N’envoyez pas de fleurs nous fait entendre la voix de ces deux personnages dont les chemins se croisent et se décroisent au fil d’une intrigue complexe et passionnante. Bien plus qu’un thriller c’est toute la société mexicaine moderne que nous décrit ici Martin Solares. Gang, police, petites gens et riches industriels, politiciens tous tentent de sauver leur peau dans ce monde violent, injuste et corrompu. Comme dans Les minutes noires paru aux éditions Bourgois en 2009 et en 2010 au éditions 10/18, Martin Solares poursuit ici son exploration de l’âme humaine celle des flics, ex-flics, journalistes ou autres ainsi que son exploration proprement littéraire et c’est très réussi. L'auteur dit d'ailleurs: « Ce qui m'intéresse n'est pas de créer des miroirs de la réalité, mais d'en proposer des mirages : des récits qui puissent convaincre le lecteur de suivre une série d'images plus suggestives que celles du quotidien, afin de le submerger dans une autre réalité - la fiction littéraire - et transformer ainsi son point de vue. Mon intention était d'inventer une maison blanche qui ait une maison noire à l'intérieur, au centre de laquelle il y aurait un jardin ».
Adam Haslett, trad. de l'anglais (Etats-Unis)
Gallimard, 440 p., 23 euros.
Ils sont deux dans cette famille à être atteints de ce mal insidieux : la dépression.
Quand Margaret toute jeune rencontre John, elle est séduite, il est enthousiaste, entouré de nombreux amis et surtout il sait la faire rire. Elle ignore encore tout de cette maladie, de cette face sombre qui peut fondre sur son fiancé. Elle l'apprendra avant le mariage et pourtant construira sa vie avec lui. Ensemble ils auront 3 enfants, dont l'aîné, Michael, hypersensible, passionné, angoissé, éprouve aussi cette difficulté à vivre. Au fil des années, l'histoire de cette lutte contre le poids de la dépression et les coups du sort est racontée en alternance par chacun des 5 membres de la famille : cette douleur qu'ils portent ou qu'ils supportent, ils la vivent , la traversent et la combattent ensemble.
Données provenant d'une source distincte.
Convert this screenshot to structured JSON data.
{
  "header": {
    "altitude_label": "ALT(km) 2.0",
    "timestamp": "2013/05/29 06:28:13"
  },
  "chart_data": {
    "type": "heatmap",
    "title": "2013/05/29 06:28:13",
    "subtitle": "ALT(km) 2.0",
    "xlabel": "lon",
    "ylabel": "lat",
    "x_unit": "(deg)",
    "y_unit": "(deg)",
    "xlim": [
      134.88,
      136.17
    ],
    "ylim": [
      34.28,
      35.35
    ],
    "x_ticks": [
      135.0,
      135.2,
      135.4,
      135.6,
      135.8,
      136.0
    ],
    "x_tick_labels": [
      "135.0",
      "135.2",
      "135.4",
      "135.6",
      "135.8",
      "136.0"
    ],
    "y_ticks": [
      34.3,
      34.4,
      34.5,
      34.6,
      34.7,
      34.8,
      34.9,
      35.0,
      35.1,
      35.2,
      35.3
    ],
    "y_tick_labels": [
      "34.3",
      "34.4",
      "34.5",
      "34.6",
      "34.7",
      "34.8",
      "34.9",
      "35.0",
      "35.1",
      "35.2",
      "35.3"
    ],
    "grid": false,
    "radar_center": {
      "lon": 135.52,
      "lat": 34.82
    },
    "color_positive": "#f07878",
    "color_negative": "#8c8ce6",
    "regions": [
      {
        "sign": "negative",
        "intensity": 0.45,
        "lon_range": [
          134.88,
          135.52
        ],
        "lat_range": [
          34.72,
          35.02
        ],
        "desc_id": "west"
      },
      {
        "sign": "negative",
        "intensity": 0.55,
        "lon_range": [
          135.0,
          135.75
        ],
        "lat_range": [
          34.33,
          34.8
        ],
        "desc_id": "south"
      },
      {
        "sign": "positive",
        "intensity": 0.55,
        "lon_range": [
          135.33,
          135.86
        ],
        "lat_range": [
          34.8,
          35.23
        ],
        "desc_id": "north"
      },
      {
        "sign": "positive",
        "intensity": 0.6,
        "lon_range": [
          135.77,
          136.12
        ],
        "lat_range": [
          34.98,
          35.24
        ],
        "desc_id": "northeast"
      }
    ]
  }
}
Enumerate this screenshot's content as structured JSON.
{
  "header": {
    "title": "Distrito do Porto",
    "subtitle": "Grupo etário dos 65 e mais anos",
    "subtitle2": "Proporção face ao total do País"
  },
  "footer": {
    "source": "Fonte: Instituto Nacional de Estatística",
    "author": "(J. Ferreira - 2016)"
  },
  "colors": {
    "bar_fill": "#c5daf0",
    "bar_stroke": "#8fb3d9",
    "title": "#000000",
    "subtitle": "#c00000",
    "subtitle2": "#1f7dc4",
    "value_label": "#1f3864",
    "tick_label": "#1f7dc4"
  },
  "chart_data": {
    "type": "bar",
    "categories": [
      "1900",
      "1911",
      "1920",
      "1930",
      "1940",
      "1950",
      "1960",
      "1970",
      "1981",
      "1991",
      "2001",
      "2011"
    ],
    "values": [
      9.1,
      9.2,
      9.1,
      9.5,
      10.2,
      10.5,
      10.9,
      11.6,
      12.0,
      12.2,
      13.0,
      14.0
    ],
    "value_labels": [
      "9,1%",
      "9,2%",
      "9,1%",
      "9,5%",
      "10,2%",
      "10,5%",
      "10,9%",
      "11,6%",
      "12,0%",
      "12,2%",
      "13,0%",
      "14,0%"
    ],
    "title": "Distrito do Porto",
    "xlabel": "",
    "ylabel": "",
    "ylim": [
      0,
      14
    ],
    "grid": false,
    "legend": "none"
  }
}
Malgré leurs défauts, leurs différences, les incompréhensions, c'est ensemble qu'ils se battent pour veiller les uns sur les autres.
Sur un sujet grave, Adam Haslett réussit une roman profond, lucide, parfois sombre mais traversé par des moments de grâce tant l'amour de cette fratrie est lumineux...
Marcel Sel,
Onlit Editions, 301 pages, 19,50 euros.
"Le Père", nommé uniquement comme ça par son fils qui s'est toujours senti négligé par celui-ci. "Le Père" impose à son fils, contre rémunération, d'écrire un roman, sous peine de se voir couper les vivres. Dans le but avoué de contrarier son géniteur, ce fils dilettante décide dans son "roman" de révéler à son père l'histoire de sa propre mère : Rosa, dont il ne sait rien, Rosa, adolescente farouchement fasciste, amoureuse du Duce, juïve échappant à la discrimination, résistante , déportée, ...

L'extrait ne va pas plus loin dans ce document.